Les Œuvres de François Rabelais (Éditions Marty-Laveaux)/Pantagruel/33

Pantagruel
Texte établi par Charles Marty-LaveauxAlphonse Lemerre (Tome Ip. 379-381).

Comment Pantagruel feut malade, & la façon comment il guérit.

Chapitre XXXIII.



Peu de temps apres le bon Pantagruel tumba malade, & fut tant prins de l’estomach qu’il ne povoit boire ny manger, & par ce qu’ung malheur ne vient iamais seul, il luy print une pisse chaulde, qui le tormenta plus que ne penseriez : mais ses medecins le secoururent tresbien & avecques force de drogues lenitives & diureticques le feirent pisser son malheur. Et son urine estoit si chaulde que despuis ce temps là elle n’est point encores refroidye. Et en avez en france en divers lieux selon qu’elle print son cours : & l’on l’appelle les bains chaulx, comme

à Coderetz,
à Limous,
à Dast,
à Balleruc,
à Neric,
à Bourbonensy, et ailleurs.
En Italie :
à Mons grot,
à Appone,
à Sancto Pedro dy Padua,
à Saincte Helene,
à Casa Nova,
à Sancto Bartholomeo.
En la comté de Bouloigne,
à la Porrette, et mille aultres lieux.

Et m’esbahys grandement d’ung tas de folz philosophes & medecins, qui perdent temps à disputer dont vient la chaleur de cesdictes eaux, ou si c’est à cause du Baurach, ou du Soulphre, ou l’Allun, ou du Salpestre qui est dedans la minere : car ilz n’y font que ravasser, & mieulx leur vauldroit se aller froter le cul au panicault, que de perdre ainsi le temps à disputer de ce dont ilz ne sçavent l’origine, que lesdicts bains sont chaulx par ce qu’ilz sont issuz par une chauldepisse du bon Pantagruel. Or pour vous dire comment il guerit de son mal principal ie laisse icy comment pour une minorative il print quatre quintaulx de Scammonée Colophaniacque, six vingtz & dix huyt chartées de Casse. Onze mille neuf cens livres de Reubarbe, sans les aultres barbouillemens.

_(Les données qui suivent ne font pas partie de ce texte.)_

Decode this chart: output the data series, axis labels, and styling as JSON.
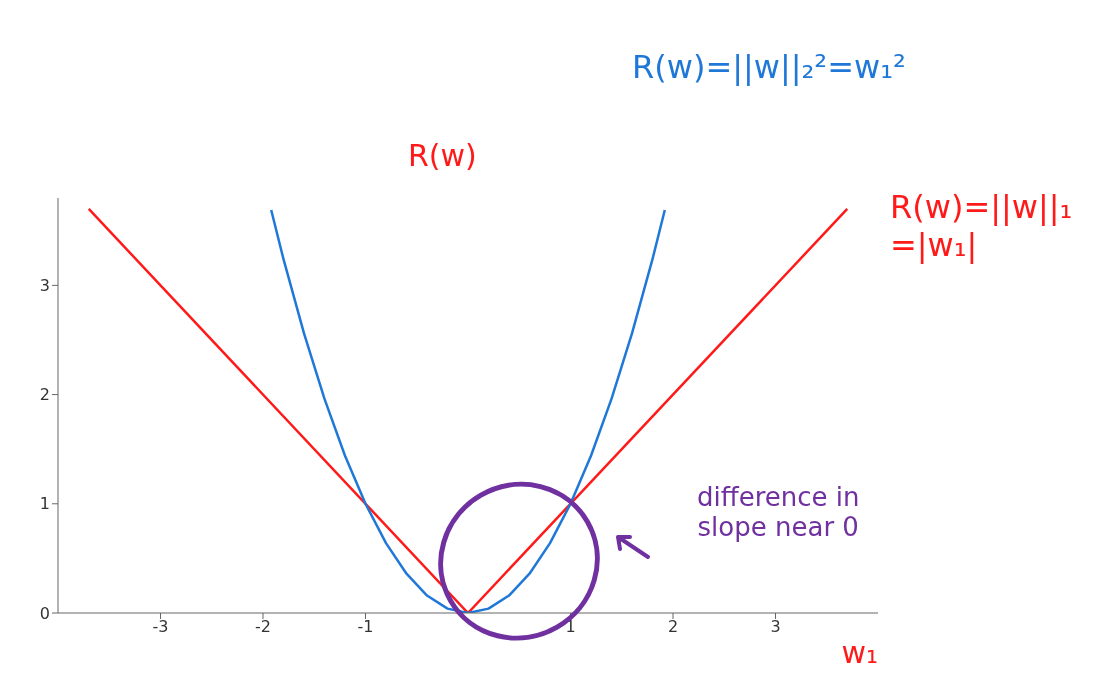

Il vous fault entendre que par le conseil des medecins fut decreté qu’on osteroit ce que luy faisoit le mal à l’estomach. Et de faict l’on fist xvii. grosses pommes de cuyvre plus grosses que celle qui est à Romme à l’aiguille de Virgile, en telle façon qu’on les ouvroit par le meillieu & fermoit à ung ressort. En l’une entra ung de ses gens portant une lanterne & ung flambeau allumé. Et ainsi l’avalla Pantagruel comme une petite pillule.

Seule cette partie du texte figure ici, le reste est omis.